В то же время Байкал прекрасно осознавал, что вести такую битву будет нелегко. На кого он сможет опереться в антизонах? Край, через который лежал его путь, еще не успел оправиться после ужасного голода, год назад унесшего жизни больше половины населения. Утром того же дня они с Фрезером проезжали мимо груды побелевших костей. Это были останки целой семьи, наверняка погибшей от голода, которые так и лежали непохороненные на радость грифам.
Как бы решительно ни были настроены бунтари, Байкал сомневался, что они сумеют собрать значительные силы, способные действовать сообща. К тому же эти несчастные возлагали огромные надежды на Байкала. В одном они были правы: одолеть Глобалию могла только оппозиция внутри Глобалии. Но как сказать этим людям, что за ним никто не стоит? Как признаться, что его история - лишь порождение извращенного ума Рона Альтмана? Если открыть правду, что тогда станется с ним самим? Его отвергнут, станут презирать. Может быть, бунтари даже захотят отомстить ему. А если он продолжит ломать комедию, то поведет этих искренних людей на верную смерть, жестоко обманув их ожидания. Вне всякого сомнения, Альтман хорошо продумал ловушку, в которую загнал юношу.
На следующий день пейзаж начал меняться, лес становился все выше и гуще. Свет едва проникал через зеленый свод, просачиваясь сквозь резную листву, как сквозь узкие витражи. После открытых равнин, где слышалось лишь стрекотание насекомых, лес поражал богатством и разнообразием звуков: хруст веток, верещание обезьян, крики птиц возносились ввысь в этом тропическом соборе, словно странные молитвы.
Лагерь фрезеров располагался почти на окраине леса, так что путники быстро добрались до места.
Им пришлось несколько раз особыми криками предупреждать часовых, которые должны были возвещать о приближении чужаков и прогонять их восвояси. Как только первый часовой узнал Фрезера, навстречу путникам из укрытия высыпала целая группа соплеменников и радостно окружила вновь прибывших.

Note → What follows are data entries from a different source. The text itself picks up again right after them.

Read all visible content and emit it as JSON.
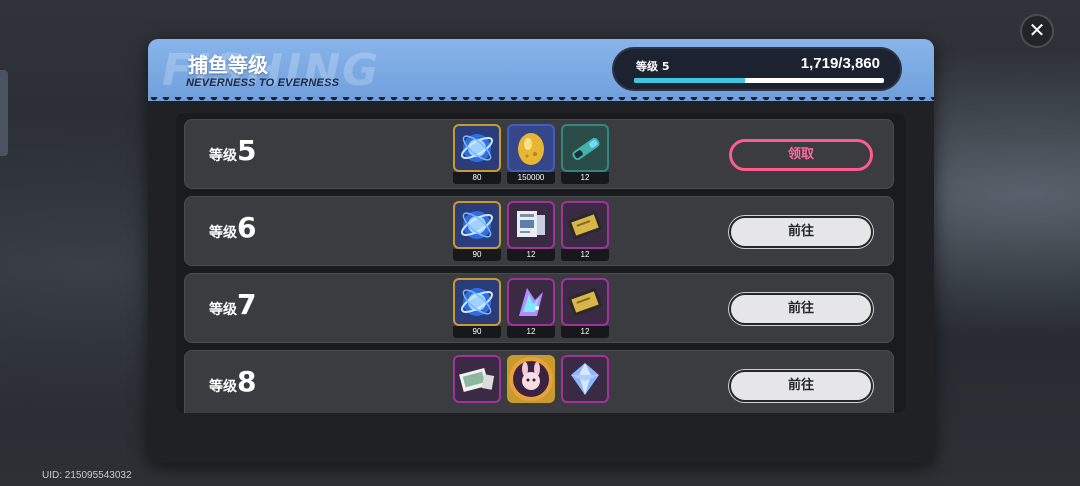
{
  "panel": {
    "title": "捕鱼等级",
    "subtitle": "NEVERNESS TO EVERNESS",
    "watermark": "FISHING"
  },
  "level": {
    "label": "等级 5",
    "progress_text": "1,719/3,860",
    "progress_fraction": 0.445
  },
  "rows": [
    {
      "prefix": "等级",
      "number": "5",
      "button": "领取",
      "button_type": "claim",
      "rewards": [
        {
          "icon": "blue-orb-icon",
          "count": "80"
        },
        {
          "icon": "gold-coin-egg-icon",
          "count": "150000"
        },
        {
          "icon": "teal-scroll-icon",
          "count": "12"
        }
      ]
    },
    {
      "prefix": "等级",
      "number": "6",
      "button": "前往",
      "button_type": "go",
      "rewards": [
        {
          "icon": "blue-orb-icon",
          "count": "90"
        },
        {
          "icon": "card-pack-icon",
          "count": "12"
        },
        {
          "icon": "gold-ticket-icon",
          "count": "12"
        }
      ]
    },
    {
      "prefix": "等级",
      "number": "7",
      "button": "前往",
      "button_type": "go",
      "rewards": [
        {
          "icon": "blue-orb-icon",
          "count": "90"
        },
        {
          "icon": "crystal-feather-icon",
          "count": "12"
        },
        {
          "icon": "gold-ticket-icon",
          "count": "12"
        }
      ]
    },
    {
      "prefix": "等级",
      "number": "8",
      "button": "前往",
      "button_type": "go",
      "rewards": [
        {
          "icon": "photo-card-icon",
          "count": ""
        },
        {
          "icon": "bunny-badge-icon",
          "count": ""
        },
        {
          "icon": "diamond-crystal-icon",
          "count": ""
        }
      ]
    }
  ],
  "uid": "UID: 215095543032",
  "close_label": "✕",
  "colors": {
    "header_blue": "#7aa9e4",
    "progress_cyan": "#3ec6e0",
    "claim_pink": "#ff5b8f",
    "gold_frame": "#c9a23a",
    "blue_frame": "#3f5fb8",
    "teal_frame": "#2e8a80",
    "purple_frame": "#a0329a"
  }
}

Фрезера встречали как героя. Он торжественно передал деньги за озон самому старому соплеменнику, который играл у них роль господина.
В первый же день Байкала познакомили со всеми без исключения обитателями деревни, начиная с матери, братьев и сестер его верного спутника. Все они были настолько похожи между собой, что казались вылепленными по одному образцу. Как только Байкала допустили в маленькое святилище в центре лагеря, юноша сразу понял, в чем причина столь разительного сходства, увидев в любовно украшенной рамке фотографию первого фрезера, облаченного в синий рабочий комбинезон. На лице у первопредка играла гордая улыбка. Похоже, он наладил серийное производство членов своего племени по образцу "шевроле" или "кадиллаков", которые когда-то собирал на заводе, с той только разницей, что здесь исходной моделью послужил он сам.
Мирная жизнь в племени как нельзя лучше располагала к размышлениям. Байкал полюбил бродить по лесу и часто сопровождал ребятишек, которые гордо отправлялись сторожить свой источник озона. Судя по всему, фрезеры очень серьезно относились к работе, за которую им платили. Они решительно изгоняли всех, кто пытался пробраться на их территорию.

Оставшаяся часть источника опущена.